A “arquitectura da opressão”
O abuso de poder faz escola à escala global, com o Vírus a ser usado como desculpa
O presidente do Governo não se conteve e considerou como “menos felizes” as declarações de hoteleiros madeirenses que se limitaram a contestar objectivamente decisões que lhes mexem com o bolso e que por terem sido mal comunicadas, foram polémicas.
Não espanta que Miguel Albuquerque assim pense e coloque a questão num patamar que não dignifica a necessária cooperação entre as partes para que a retoma do motor da economia regional não seja miragem. Perigoso é fazer passar a ideia que quem discorda do governo só é tolerável porque “é a democracia”. Porventura, por distracção, Albuquerque não terá pesado o alcance da desconsideração com este sucedâneo do “logo se vê”, aplicando a quem muito dá à sociedade um correctivo inconcebível.
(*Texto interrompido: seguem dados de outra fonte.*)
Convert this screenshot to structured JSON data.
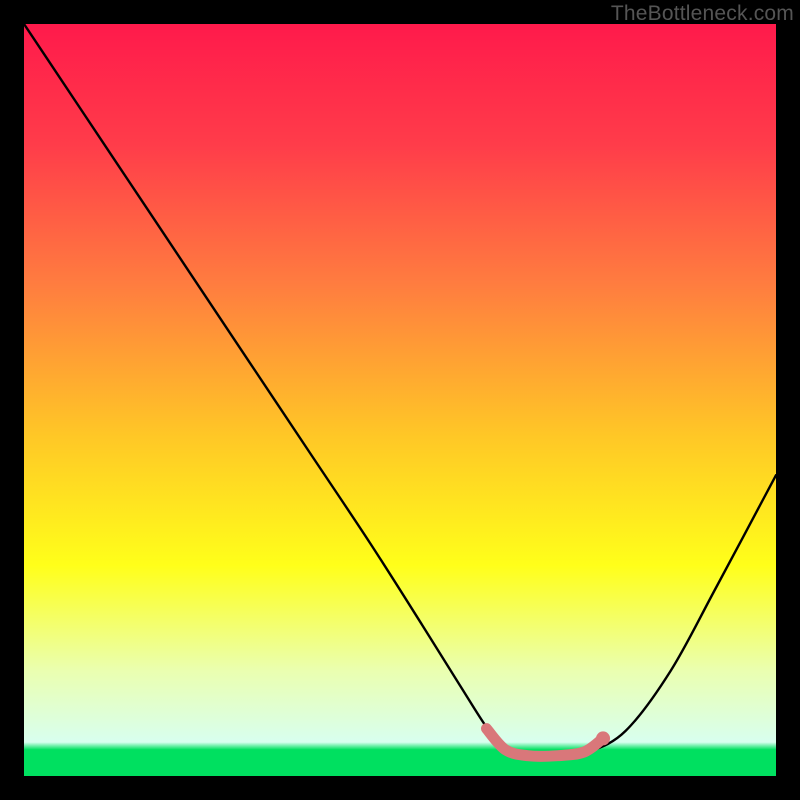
{
  "watermark": "TheBottleneck.com",
  "chart_data": {
    "type": "line",
    "title": "",
    "xlabel": "",
    "ylabel": "",
    "xlim": [
      0,
      100
    ],
    "ylim": [
      0,
      100
    ],
    "gradient_stops": [
      {
        "offset": 0.0,
        "color": "#ff1a4b"
      },
      {
        "offset": 0.16,
        "color": "#ff3c4a"
      },
      {
        "offset": 0.35,
        "color": "#ff7e3f"
      },
      {
        "offset": 0.55,
        "color": "#ffc826"
      },
      {
        "offset": 0.72,
        "color": "#ffff1a"
      },
      {
        "offset": 0.86,
        "color": "#eaffb0"
      },
      {
        "offset": 0.955,
        "color": "#d8ffef"
      },
      {
        "offset": 0.965,
        "color": "#00e060"
      },
      {
        "offset": 1.0,
        "color": "#00e060"
      }
    ],
    "series": [
      {
        "name": "bottleneck-curve",
        "color": "#000000",
        "x": [
          0,
          3,
          8,
          15,
          22,
          30,
          38,
          46,
          53,
          58,
          61.5,
          64,
          67,
          71,
          75,
          80,
          86,
          92,
          100
        ],
        "y": [
          100,
          95.5,
          88,
          77.5,
          67,
          55,
          43,
          31,
          20,
          12,
          6.5,
          3.5,
          2.7,
          2.7,
          3.2,
          6,
          14,
          25,
          40
        ]
      },
      {
        "name": "optimal-zone",
        "color": "#d9777a",
        "x": [
          61.5,
          64,
          67,
          71,
          74.5,
          77
        ],
        "y": [
          6.3,
          3.5,
          2.7,
          2.7,
          3.2,
          5.0
        ]
      }
    ],
    "markers": [
      {
        "name": "optimal-start",
        "x": 61.5,
        "y": 6.3,
        "r": 5,
        "color": "#d9777a"
      },
      {
        "name": "optimal-end",
        "x": 77,
        "y": 5.0,
        "r": 7,
        "color": "#d9777a"
      }
    ]
  }
}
Ora, os hoteleiros que reclamaram do défice comunicacional em torno da obrigatoriedade do uso máscaras são tão madeirenses como todos os que insinuaram serem falsos os anunciados cancelamentos de reservas nos hotéis e nas empresas de animação turística. Mais, são empregadores de centenas de conterrâneos e contribuintes líquidos de uma Região em que algumas vozes falam muitas vezes de barriga farta e de nariz de fora mas que ignoram quem lhes põe pão na mesa e horizontes na vida. A intolerância, o desrespeito pela diversidade de opiniões e a falta de cultura democrática vê-se quando alguns deixam cair a máscara. E desta vez não foi excepção.
A postura do governante insular não é exclusiva. Na semana passada líamos ecos da entrevista à ‘Vice’ de Edward Snowden, o denunciante das técnicas de vigilância estatal da norte-americana NSA. Referia que as leis de emergência e de limitação às liberdades perduram de forma injustificada bem depois de serem necessárias; que há cidadãos que aceitam cada vez mais uma vigilância acrescida a troco de uma pretensa sensação de segurança e, até, populações inteiras geo-localizadas, identificadas e diagnosticadas pelos smartphones que trazem no bolso e, quase sempre, nas mãos. Snowden deixa um alerta para tudo aquilo que uma pandemia como a Covid-19 pode significar para as liberdades individuais e para a democracia. Considera que “muitos governos vão – ou, melhor, já estão a – aproveitar esta pandemia para avançar na “arquitectura da opressão”.
“À medida que o autoritarismo se alastra, que as leis de emergência proliferam, à medida que nós sacrificamos os nossos direitos também estamos a sacrificar a nossa capacidade para deter o avanço no sentido de um mundo menos liberal e menos livre”, lê-se na entrevista que foi resumida em Portugal pelo Observador.
Este tipo de abusos multiplicam-se como cogumelos por esse mundo além e são tão evidentes nos EUA que levaram o Twitter e Facebook a bloquear publicações da campanha de Trump. Tudo porque o Presidente norte-americano surgia em vídeo a afirmar que as crianças são “praticamente imunes” à covid-19. As duas redes sociais mexeram-se considerando a peça de desinformação. Um hábito que contrasta com os receios dos que tudo permitem até ao dia em que, sem espaço de manobra, deixam de ter vida própria, voz activa e poder de influência.
Na Madeira não é só o governo que padece do abuso de poder que compromete a dignidade humana. Recebemos nos últimos tempos denúncias contra alguns exploradores sem escrúpulos que submetem trabalhadores a práticas impensáveis, a tarefas que não são das suas competências, a sacrifícios que não estão obrigados a fazer, chantageando-os com a ameaça de desemprego e de perda de salário. Alegam que são consequências da covid que por agora tudo paga e desculpa. Quem se sentir atingido que emende procedimentos a tempo. Quando forem notícia já será tarde.
O maldito vírus não mata mas continua assim a fazer das suas. Sobretudo quando é usado pelos poderes para oprimir, negar oportunidades e destruir sonhos.